Geçen yılki sel felâketi büyük zararlar meydana getirdi. Hele Bozkurt ilçemiz adeta Nuh tufanını yaşadı. Evler yıkıldı, insanlar sele kapılıp boğuldu. Bunun yanında heyelanlar oldu, yollar göçtü, köprüler yıkıldı.

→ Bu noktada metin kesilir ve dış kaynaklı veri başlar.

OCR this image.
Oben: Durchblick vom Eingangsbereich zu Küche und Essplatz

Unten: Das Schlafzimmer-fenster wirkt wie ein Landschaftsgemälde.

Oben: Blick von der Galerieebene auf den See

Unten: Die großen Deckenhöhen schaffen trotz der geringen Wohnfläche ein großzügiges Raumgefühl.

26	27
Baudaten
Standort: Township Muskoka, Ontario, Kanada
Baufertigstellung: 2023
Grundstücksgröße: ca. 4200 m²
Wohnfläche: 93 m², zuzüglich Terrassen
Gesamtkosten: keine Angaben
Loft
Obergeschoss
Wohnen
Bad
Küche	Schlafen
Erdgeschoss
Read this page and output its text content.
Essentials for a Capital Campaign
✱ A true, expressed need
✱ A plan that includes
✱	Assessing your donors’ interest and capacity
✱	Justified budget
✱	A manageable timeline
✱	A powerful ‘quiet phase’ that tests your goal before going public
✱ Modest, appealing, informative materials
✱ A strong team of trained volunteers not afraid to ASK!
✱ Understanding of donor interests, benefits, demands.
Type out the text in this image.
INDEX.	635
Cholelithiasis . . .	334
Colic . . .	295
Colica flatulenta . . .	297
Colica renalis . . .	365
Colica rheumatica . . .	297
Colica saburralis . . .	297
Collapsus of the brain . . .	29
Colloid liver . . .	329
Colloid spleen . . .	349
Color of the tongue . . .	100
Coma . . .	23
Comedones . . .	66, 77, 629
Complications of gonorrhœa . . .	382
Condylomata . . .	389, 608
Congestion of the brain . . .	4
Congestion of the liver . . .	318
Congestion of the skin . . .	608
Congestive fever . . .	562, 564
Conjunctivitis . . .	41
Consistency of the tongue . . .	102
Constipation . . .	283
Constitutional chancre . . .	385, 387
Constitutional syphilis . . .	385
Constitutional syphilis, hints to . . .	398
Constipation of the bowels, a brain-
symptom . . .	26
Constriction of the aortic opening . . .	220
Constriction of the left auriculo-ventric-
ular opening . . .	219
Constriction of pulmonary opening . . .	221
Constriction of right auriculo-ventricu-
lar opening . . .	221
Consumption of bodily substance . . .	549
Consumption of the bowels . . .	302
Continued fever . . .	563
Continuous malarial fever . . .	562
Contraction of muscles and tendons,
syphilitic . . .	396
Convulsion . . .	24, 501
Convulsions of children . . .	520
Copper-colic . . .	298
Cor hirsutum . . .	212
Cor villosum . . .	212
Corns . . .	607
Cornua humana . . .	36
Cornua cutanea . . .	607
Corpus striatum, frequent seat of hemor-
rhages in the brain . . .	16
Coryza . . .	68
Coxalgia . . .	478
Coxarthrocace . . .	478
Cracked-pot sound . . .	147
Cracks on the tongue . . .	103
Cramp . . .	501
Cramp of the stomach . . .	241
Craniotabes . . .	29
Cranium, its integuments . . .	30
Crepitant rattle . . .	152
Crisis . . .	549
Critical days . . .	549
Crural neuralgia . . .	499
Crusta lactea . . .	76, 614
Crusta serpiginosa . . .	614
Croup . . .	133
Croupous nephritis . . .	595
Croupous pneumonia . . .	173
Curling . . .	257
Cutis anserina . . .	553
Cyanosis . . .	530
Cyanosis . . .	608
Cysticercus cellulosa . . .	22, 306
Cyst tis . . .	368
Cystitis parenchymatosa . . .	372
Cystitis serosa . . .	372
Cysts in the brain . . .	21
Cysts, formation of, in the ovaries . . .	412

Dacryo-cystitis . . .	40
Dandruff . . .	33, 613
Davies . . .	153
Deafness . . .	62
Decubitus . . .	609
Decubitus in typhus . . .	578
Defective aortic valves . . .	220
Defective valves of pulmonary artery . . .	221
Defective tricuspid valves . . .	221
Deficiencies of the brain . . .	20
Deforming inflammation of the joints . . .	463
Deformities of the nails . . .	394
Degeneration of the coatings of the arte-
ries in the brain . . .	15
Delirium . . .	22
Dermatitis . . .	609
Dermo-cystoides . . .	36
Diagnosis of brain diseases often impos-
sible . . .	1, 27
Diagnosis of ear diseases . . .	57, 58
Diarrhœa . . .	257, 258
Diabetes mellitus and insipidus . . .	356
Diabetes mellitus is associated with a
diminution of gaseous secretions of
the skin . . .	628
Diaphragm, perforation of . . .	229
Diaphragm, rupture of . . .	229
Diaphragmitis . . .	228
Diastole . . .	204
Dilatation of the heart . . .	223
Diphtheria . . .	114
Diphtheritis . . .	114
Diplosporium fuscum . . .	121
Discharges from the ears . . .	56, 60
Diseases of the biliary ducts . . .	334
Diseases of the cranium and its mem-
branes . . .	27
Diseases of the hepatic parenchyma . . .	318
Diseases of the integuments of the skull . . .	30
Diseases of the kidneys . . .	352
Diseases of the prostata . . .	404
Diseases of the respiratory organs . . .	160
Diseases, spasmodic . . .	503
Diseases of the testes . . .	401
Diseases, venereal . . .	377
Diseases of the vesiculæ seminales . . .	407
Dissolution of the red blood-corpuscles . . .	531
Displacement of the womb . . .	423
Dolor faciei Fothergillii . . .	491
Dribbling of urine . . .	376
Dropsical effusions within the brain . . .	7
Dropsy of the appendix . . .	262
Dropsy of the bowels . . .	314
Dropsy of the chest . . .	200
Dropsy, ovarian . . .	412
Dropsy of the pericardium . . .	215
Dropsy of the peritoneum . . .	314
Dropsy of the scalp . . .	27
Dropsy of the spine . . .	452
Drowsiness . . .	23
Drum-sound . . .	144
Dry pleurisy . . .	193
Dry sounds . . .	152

Zarar gören tarihî eserlerden biri de Küre İkiçay köprüsü. Daha önceki yıllarda, onarımı konusunda birkaç yazı yazdım. Karayolları Bölge Müdürlüğü hassasiyet gösterdi, köprüyü restore etti. İki gözlü kemer köprü eski şekline döndü; gelip geçen herkesin beğenisini kazandı. Geçen yılki büyük sel, köprüyü önemli ölçüde tahrip etti. Restore sırasında yapılanları sel alıp gitti, şimdi taş kemerli iki göz kaldı. Bir anlamda köprü eski şekline avdet etmiş. Verilen emeğe, harcanan paraya çok yazık oldu. Restore etmek zahmetli bir iş. Yakın tarihlerde hiç görülmeyen büyük bir doğal afet. Söylenecek bir şey yok, Allah beterinden saklasın.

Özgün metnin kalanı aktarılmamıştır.